The audiobook is also available at all these vendors, and is also free with a 30-day trial membership to Audible.
 

"Not simply about one mission, [Genesis] is also the history of America's quest for the moon... Zimmerman has done a masterful job of tying disparate events together into a solid account of one of America's greatest human triumphs."--San Antonio Express-News

13 comments

  • pzatchok

    Leaders need to understand something.
    Never issue an order you expect to not be followed.

    If your making policy because of a few hundred complaints you have to look at who is making the complaints vs the whole of the electorate.
    Anything less than 10% should be suspect or viewed as just one small group and not the view of the whole. Will changing policy on their small behalf reduce or restrict the others rights?

  • Related:

    THE FUNDAMENTAL PROBLEM WITH D.E.I.

    “You know the names: From Pete Bootygig to every judicial nomination, to every prosecutor, to most every Congressional and Senate Democrat party nominee. It’s all about race and the color of your skin and or sexual orientation and definitely about the “progressive”, really Marxist “We hate America” agenda.”

    https://www.sigma3ioc.com/post/the-fundamental-problem-with-d-e-i

  • James Street

    The left’s destruction of Independence Day is intentional. Rush Limbaugh always laughingly referenced a Harvard study warning parents not to allow their kids to shoot off fireworks and celebrate Independence Day because it turned them conservative. In Seattle they’ve banned all fireworks even sparklers and traffic is so bad you don’t get home from a public fireworks display until 4:00 in the morning on 7/5. People stay at home and watch some Hallmark special about two brave gay lovers.

    Hayden Lake, a small lake north of Coeur d’Alene, used to be home to a group the media labeled “white supremacists”. Their hate and bigotry was nothing like the left’s.
    https://t.ly/gBWow

  • Brian

    Sounds like what everybody feared, Idaho is being slowly being taken over by people moving from California .

  • Col Beausabre

    “Never issue an order you expect to not be followed”

    I first heard that from an Army ROTC instructor as an 18 year old cadet. Douglass Mcarthur said it was a piece of advice his father, Arthur, gave him.

    It became famous when Mac was SACJAP (Supreme Allied Commander, Japan = The White Emperor) and was given orders from Washington not to permit US troops to “fraternize” with Japanese women. According to those who were present, he took one look at the message from on high and tossed it into the trash can while he quoted his father’s advice.

  • wayne

    Chamber of Commerce–
    It should be called the group of businessmen who enforce monopoly and oligopoly amongst the locals.
    One needs to stay away from these people, no matter where you live.

    Why are they “in charge” of the 4th of July parade?
    If they want to sponsor it, they can get their checkbook out.

  • “Symbols associated with specific political movements, . . .”

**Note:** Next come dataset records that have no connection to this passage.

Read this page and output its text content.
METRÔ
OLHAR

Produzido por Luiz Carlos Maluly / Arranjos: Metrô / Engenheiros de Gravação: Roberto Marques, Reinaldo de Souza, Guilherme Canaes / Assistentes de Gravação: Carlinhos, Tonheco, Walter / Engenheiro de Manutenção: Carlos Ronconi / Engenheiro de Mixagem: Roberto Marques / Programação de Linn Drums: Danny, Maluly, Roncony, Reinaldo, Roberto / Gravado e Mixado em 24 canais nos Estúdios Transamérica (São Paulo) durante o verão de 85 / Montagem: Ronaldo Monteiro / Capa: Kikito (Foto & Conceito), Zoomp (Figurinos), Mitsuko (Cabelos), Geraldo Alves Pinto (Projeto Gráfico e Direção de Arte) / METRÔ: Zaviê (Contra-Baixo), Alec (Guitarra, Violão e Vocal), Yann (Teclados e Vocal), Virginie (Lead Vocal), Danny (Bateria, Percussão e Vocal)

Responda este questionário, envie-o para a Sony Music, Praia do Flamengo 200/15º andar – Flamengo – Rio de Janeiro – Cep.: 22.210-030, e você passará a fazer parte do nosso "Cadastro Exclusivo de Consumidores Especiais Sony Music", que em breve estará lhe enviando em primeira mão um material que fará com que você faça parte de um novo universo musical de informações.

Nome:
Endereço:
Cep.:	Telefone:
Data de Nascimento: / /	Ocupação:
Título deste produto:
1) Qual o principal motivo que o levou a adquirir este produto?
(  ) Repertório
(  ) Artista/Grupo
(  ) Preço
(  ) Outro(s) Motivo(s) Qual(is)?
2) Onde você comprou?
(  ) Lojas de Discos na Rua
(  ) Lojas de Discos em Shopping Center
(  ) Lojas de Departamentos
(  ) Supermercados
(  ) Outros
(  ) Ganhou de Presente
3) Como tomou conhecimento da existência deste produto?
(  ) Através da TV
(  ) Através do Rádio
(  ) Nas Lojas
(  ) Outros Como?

    Like, um, the American flag?

  • Dick Eagleson

    It would seem that the movement of a number of Oregon counties to secede from that state and join “Greater Idaho” might want to look a tad more closely at what it professes to wish to join.

  • Andi

    Minor typo in first sentence: “Coeur d’Alene

  • Mike Borgelt

    Dick Eagleson, Idaho has to better than Oregon, though.

  • Andi. Fixed. Thank you. This is the kind of thing when you have blind spot at the focal point. Letters can drop out and I won’t even see it.

  • Richard M

    I am not too surprised at the pushback on religious displays. Among other things, Coeur d’Alene/Post Falls has a pretty sizable cluster of traditional Catholics that have taken root there, and is quite known for this around the country in trad-Cath circles. (Even more unusually, they exist as three groups in some tension with each other: a canonically regular community based on the Fraternal Society of St Peter (FSSP), a canonically irregular group based on the SSPX, and a group of outright sedevacantists (Catholics who believe the Papacy is vacant, falsely occupied by modernist imposters)).

    Add in the evangelicals around town, and it makes for milieu willing to make a serious fuss when a local appatchik tries something like this. The sad thing is that one tried to do it anyway. There is no escaping our modern jacobins, it seems.